Can I use matching instead of random assignment to achieve a quasi-independent variable? I know that textbooks tell us matching is an alternative to random assignment when it comes to quasi-experimental research. It allows us to make treatment and control group similar to each other.
However, another question arises: Can't I use matching not just for that but also to actually achieve quasi-independent(or non-manipulated if you will) variable?
For example, I want to see the effect of party membership on survey score. However, it's impossible to manipulate party membership variable in reality because of numerous reasons, so it should be regarded as a natural trait. If I wanna acquire treatment and control group which are similar to each other except for the party membership only, I randomly assign samples to treatment and control group, and the ask them their party membership, and then finally leave the same number of sample of each party membership category for both treatment and control group.

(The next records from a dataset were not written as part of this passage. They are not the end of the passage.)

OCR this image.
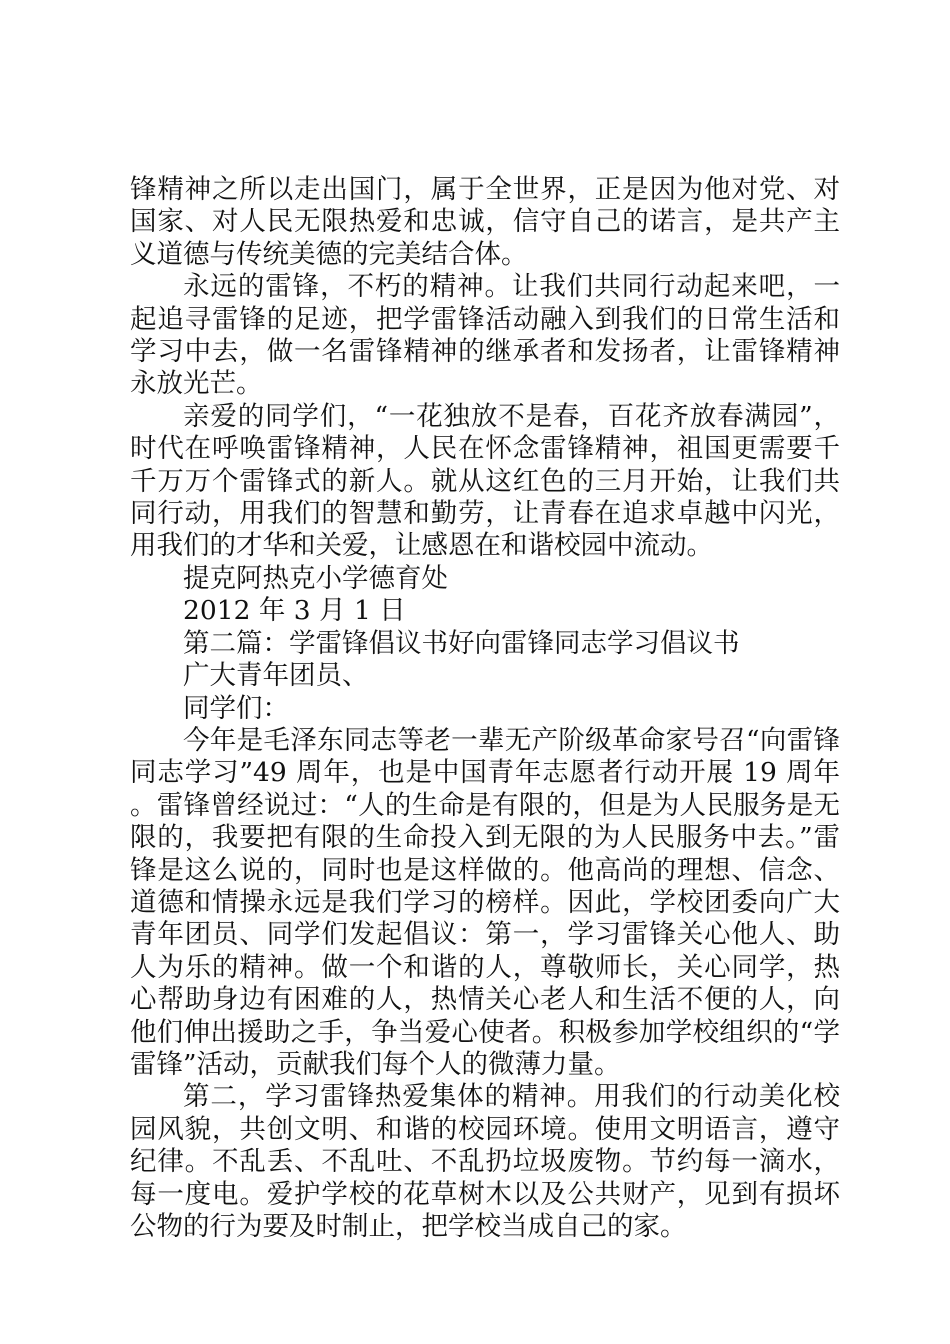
锋精神之所以走出国门，属于全世界，正是因为他对党、对国家、对人民无限热爱和忠诚，信守自己的诺言，是共产主义道德与传统美德的完美结合体。

永远的雷锋，不朽的精神。让我们共同行动起来吧，一起追寻雷锋的足迹，把学雷锋活动融入到我们的日常生活和学习中去，做一名雷锋精神的继承者和发扬者，让雷锋精神永放光芒。

亲爱的同学们，“一花独放不是春，百花齐放春满园”，时代在呼唤雷锋精神，人民在怀念雷锋精神，祖国更需要千千万万个雷锋式的新人。就从这红色的三月开始，让我们共同行动，用我们的智慧和勤劳，让青春在追求卓越中闪光，用我们的才华和关爱，让感恩在和谐校园中流动。

提克阿热克小学德育处

2012 年 3 月 1 日

第二篇：学雷锋倡议书好向雷锋同志学习倡议书

广大青年团员、

同学们：

今年是毛泽东同志等老一辈无产阶级革命家号召“向雷锋同志学习”49 周年，也是中国青年志愿者行动开展 19 周年。雷锋曾经说过：“人的生命是有限的，但是为人民服务是无限的，我要把有限的生命投入到无限的为人民服务中去。”雷锋是这么说的，同时也是这样做的。他高尚的理想、信念、道德和情操永远是我们学习的榜样。因此，学校团委向广大青年团员、同学们发起倡议：第一，学习雷锋关心他人、助人为乐的精神。做一个和谐的人，尊敬师长，关心同学，热心帮助身边有困难的人，热情关心老人和生活不便的人，向他们伸出援助之手，争当爱心使者。积极参加学校组织的“学雷锋”活动，贡献我们每个人的微薄力量。

第二，学习雷锋热爱集体的精神。用我们的行动美化校园风貌，共创文明、和谐的校园环境。使用文明语言，遵守纪律。不乱丢、不乱吐、不乱扔垃圾废物。节约每一滴水，每一度电。爱护学校的花草树木以及公共财产，见到有损坏公物的行为要及时制止，把学校当成自己的家。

I tried to support or find a rationale for my idea, but I couldn't. Anybody has some knowledge or opinion on this? Please help.
 A: Using a randomization unrelated to the content of your study is called the instrumental variable approach. Try looking into that.

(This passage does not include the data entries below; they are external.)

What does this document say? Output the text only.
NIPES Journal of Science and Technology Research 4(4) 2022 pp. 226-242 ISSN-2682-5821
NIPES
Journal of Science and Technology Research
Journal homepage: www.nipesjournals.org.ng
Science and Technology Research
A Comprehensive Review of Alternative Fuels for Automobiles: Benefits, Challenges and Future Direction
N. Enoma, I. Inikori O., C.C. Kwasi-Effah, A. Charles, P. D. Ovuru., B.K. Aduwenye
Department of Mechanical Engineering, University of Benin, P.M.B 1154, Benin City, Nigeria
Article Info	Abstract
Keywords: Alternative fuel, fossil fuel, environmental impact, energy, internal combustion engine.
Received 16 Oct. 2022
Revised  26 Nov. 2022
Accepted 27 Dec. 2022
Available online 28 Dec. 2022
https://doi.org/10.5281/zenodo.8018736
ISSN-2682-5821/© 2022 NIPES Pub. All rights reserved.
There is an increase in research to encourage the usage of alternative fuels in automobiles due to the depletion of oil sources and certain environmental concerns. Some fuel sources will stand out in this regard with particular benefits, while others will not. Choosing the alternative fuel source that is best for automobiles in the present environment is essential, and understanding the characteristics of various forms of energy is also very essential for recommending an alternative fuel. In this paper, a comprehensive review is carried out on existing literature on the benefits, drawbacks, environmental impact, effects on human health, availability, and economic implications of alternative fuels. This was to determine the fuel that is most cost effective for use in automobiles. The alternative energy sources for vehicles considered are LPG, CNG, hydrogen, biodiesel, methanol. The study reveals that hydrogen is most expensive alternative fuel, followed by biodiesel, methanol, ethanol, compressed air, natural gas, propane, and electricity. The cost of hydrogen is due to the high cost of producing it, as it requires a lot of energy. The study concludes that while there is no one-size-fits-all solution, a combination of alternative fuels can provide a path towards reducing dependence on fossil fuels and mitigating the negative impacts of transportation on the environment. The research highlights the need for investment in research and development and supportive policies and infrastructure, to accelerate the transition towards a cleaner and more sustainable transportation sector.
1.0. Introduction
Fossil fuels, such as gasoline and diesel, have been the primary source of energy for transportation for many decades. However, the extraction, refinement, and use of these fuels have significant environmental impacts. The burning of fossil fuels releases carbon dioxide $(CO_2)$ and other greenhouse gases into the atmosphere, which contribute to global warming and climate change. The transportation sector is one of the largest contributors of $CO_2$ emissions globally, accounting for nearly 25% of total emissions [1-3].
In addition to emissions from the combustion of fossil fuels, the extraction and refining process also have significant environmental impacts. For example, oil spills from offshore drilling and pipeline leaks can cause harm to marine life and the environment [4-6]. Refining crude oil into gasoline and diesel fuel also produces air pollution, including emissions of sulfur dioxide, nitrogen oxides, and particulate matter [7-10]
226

Your example won't work as you've described it. Let's say Party A has a higher average net worth than Party B. You want to create two groups that are equal on net worth but differ in party affiliation. When you randomize into 2 conditions, 1 and 2, it is true that what you are left with is two conditions, 1 and 2, that should have equal average net worth. Now you want to sample one party from each condition, so you leave all Party A people in condition 1 and all Party B people in condition 2, and throw out the rest.

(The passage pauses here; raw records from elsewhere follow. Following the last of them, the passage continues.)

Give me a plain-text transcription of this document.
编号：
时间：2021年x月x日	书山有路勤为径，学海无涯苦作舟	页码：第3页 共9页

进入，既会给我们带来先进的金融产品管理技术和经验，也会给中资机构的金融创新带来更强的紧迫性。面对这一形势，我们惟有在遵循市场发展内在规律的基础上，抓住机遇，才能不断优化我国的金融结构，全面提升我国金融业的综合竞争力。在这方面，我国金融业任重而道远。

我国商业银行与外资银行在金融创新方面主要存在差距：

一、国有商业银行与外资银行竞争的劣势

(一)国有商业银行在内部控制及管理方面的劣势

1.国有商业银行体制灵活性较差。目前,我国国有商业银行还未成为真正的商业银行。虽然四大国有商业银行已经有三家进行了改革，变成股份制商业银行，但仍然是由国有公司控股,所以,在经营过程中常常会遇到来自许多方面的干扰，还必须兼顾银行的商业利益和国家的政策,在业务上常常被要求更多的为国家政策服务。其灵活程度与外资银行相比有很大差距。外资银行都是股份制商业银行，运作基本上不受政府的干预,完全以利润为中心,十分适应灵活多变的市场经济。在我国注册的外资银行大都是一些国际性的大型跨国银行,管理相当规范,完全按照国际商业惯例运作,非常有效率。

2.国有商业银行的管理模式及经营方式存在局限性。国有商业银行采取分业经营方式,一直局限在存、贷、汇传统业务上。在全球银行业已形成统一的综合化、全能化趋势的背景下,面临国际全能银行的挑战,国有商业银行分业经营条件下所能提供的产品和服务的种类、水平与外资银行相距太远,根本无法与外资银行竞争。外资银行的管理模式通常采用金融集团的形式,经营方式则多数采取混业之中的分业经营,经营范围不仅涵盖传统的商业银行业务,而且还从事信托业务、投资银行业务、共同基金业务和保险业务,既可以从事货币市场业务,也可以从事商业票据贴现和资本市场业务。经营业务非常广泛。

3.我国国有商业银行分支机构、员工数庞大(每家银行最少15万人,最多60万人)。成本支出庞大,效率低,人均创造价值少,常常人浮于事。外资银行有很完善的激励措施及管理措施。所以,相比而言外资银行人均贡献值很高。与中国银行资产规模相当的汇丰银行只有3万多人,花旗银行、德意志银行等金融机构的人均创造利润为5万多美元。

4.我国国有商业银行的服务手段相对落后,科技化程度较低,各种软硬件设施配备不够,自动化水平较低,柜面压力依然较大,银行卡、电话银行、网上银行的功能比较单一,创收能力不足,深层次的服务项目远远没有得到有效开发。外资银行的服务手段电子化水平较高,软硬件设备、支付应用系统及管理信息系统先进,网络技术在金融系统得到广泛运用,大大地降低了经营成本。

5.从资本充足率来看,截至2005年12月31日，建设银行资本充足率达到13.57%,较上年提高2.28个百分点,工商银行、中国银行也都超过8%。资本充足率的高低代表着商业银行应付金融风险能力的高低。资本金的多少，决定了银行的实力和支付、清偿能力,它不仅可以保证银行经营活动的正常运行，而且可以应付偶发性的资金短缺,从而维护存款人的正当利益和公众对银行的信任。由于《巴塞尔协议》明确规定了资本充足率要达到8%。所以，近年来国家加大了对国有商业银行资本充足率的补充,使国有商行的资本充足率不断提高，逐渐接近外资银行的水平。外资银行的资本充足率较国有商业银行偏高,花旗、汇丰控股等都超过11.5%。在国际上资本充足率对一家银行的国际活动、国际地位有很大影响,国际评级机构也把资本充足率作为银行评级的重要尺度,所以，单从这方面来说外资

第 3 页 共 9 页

The problem is that Party A members (even just those in condition 1) still have a higher average net worth than Party B members. Essentially what you doing is randomly throwing away some members of Party A and some members of Party B; doing so doesn't change the distribution of net worth in either party. You need to use strategic matching (e.g., propensity score) to throw out the right members of each party. An unrelated randomization wont help using the matching approach.